Zirconia dental implants: where are we now, and where are we heading?


Despite decades of titanium as the gold standard in oral implantology, the search for alternatives has been growing. High esthetic standards and increasing incidence of titanium allergies, along with a rising demand for metal-free reconstructions, have led to the proposal of ceramics as potential surrogates. Following numerous experimental studies, zirconium dioxide (zirconia) has earned its place as a potential substitute for titanium in implantology.
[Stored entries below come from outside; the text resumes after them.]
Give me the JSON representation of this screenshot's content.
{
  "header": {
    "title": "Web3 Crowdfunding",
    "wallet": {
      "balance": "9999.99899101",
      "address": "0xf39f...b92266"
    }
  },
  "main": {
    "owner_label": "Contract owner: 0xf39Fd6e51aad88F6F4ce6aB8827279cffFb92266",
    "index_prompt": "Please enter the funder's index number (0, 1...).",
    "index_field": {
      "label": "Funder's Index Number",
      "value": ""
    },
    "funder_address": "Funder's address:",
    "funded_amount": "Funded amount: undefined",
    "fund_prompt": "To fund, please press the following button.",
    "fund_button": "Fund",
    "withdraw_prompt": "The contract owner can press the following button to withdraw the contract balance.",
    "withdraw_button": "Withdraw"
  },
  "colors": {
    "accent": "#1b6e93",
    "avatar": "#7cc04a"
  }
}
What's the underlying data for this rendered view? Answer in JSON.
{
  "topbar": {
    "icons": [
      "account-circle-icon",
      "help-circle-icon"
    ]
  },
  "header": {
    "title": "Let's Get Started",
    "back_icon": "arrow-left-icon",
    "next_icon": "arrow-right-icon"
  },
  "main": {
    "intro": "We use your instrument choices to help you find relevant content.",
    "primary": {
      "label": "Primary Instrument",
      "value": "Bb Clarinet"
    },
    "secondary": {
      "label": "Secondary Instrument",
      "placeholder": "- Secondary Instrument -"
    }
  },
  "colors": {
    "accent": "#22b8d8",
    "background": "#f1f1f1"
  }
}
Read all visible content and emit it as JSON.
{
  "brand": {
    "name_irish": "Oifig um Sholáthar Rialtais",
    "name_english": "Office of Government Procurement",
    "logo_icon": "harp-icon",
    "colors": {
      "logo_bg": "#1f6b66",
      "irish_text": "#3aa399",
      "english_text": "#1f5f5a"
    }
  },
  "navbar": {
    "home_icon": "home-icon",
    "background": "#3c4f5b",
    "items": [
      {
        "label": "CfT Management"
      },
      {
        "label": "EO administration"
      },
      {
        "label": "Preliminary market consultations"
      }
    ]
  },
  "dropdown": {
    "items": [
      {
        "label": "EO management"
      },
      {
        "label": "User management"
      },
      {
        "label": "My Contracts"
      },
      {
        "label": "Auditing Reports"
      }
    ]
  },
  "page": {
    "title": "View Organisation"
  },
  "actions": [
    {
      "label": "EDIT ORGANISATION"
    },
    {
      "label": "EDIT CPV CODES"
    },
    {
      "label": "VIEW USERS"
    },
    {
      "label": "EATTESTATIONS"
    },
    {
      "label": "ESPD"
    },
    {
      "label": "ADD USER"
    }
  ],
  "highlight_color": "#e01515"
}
Yet, despite zirconia's excellent biocompatibility and tissue integration, low affinity to plaque and favorable biomechanical properties, early failures were significantly higher for zirconia implants than for titanium implants. Technical failure as a result of fracture of the material is also a major concern. So far, zirconia implants have been mainly manufactured as one-piece implant systems because of the material's limitations. Nevertheless, various two-piece systems have been progressively emerging with promising results. Screw-retained abutments are desirable but present a major technical challenge. Innovation and technical advances will undoubtedly lead to further improvement in the reliability and strength of zirconia implants, allowing for novel designs, connections and reconstructions. Additional clinical studies are required to identify all relevant technical and biological factors affecting implant success and patients' satisfaction. However, the evidence for a final verdict is, at present, still incomplete.